Now the lobbying battle to persuade SoftBank of Japan to relist Arm Holdings in London is becoming zany. The government, reports the Financial Times, has considered using the six-month-old National Security and Investment Act to compel SoftBank to choose the UK stock market, rather than Nasdaq in New York, as the next home for Cambridge’s finest computer chip designer. One hopes ministers and officials had a lie-down in a darkened room after discussing the proposal. It won’t fly.
The security act wasn’t intended for this kind of work. Blocking contentious mergers and acquisitions – or, potentially, preventing French billionaire Patrick Drahi from adding to his 18% stake in BT – was more the intention. While Arm’s microprocessor technology has defence uses, it’s one hell of a stretch to say the UK’s national security would be imperilled if Arm was listed on a stock exchange belonging to our major nuclear ally.
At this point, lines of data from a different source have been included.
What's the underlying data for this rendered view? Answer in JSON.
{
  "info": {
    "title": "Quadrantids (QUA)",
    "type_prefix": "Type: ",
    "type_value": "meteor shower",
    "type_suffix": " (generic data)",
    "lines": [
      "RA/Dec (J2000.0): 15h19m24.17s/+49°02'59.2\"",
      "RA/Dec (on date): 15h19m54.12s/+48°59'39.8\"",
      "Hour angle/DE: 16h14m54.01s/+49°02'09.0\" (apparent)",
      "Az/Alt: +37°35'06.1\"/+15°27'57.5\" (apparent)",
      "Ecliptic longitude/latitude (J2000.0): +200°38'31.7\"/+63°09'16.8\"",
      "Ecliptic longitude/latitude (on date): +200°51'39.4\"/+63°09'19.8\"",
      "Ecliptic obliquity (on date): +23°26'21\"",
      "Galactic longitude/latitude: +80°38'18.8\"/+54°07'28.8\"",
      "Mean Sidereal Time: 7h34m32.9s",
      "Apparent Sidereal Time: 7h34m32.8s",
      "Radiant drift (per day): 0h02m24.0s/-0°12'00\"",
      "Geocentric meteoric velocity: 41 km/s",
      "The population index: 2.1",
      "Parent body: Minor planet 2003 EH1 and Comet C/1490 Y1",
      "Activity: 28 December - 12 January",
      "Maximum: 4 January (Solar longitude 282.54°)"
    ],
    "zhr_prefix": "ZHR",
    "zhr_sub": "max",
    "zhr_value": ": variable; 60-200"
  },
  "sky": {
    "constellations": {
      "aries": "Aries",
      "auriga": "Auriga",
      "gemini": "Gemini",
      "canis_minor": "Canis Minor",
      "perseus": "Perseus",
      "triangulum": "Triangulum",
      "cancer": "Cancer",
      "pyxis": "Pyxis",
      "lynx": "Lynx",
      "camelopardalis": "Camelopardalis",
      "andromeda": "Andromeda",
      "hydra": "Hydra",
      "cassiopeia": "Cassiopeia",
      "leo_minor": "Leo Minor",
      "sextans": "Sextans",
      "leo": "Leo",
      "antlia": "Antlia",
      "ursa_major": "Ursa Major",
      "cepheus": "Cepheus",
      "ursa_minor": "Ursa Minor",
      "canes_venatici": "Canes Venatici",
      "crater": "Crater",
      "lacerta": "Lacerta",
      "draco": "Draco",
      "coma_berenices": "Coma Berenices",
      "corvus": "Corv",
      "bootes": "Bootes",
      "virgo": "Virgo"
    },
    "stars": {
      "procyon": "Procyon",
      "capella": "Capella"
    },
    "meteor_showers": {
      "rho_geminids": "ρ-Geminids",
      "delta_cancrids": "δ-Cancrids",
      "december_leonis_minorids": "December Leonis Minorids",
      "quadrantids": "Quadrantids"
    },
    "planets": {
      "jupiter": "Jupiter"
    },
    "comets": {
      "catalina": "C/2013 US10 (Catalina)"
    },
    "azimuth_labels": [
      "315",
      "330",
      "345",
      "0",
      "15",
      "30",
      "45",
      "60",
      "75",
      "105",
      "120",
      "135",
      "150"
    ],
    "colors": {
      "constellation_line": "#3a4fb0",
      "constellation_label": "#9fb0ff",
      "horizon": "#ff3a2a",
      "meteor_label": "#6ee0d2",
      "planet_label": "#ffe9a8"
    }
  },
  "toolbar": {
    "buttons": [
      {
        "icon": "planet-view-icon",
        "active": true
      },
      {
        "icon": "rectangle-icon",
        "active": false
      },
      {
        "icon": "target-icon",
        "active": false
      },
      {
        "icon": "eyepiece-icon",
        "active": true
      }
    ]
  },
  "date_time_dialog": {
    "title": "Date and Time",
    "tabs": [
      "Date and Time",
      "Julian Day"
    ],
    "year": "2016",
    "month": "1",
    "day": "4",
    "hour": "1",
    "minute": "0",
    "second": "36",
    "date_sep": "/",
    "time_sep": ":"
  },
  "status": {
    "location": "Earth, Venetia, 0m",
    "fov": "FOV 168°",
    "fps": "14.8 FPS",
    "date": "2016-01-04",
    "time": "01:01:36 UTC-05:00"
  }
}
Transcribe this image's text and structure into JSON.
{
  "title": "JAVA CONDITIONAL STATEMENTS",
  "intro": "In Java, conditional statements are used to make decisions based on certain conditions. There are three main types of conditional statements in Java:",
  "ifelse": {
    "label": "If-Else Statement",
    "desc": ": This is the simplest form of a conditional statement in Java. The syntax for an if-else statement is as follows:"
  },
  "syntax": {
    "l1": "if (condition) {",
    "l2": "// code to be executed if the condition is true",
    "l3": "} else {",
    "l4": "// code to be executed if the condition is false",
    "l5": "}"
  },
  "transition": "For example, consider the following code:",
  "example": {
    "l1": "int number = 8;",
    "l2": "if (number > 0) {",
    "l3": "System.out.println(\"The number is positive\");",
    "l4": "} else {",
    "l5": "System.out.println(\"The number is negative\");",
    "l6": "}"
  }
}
US officials could reasonably point out that, if the UK was really bothered about long-term ownership of Arm, Theresa May’s government in 2016 should not have approved the sale to private Japanese ownership in the first place, all the while singing deluded songs about a Brexit “vote of confidence” from abroad. That was the original mistake.
The fight to host Arm’s listing is definitely worth pursuing, of course. The company is chip designer to the world and, at £40bn-plus, would do more for London’s and the UK’s credentials as a tech-friendly place than a thousand limp IPOs from the likes of Deliveroo; Arm represents proper tech. But the only way to win is on merit.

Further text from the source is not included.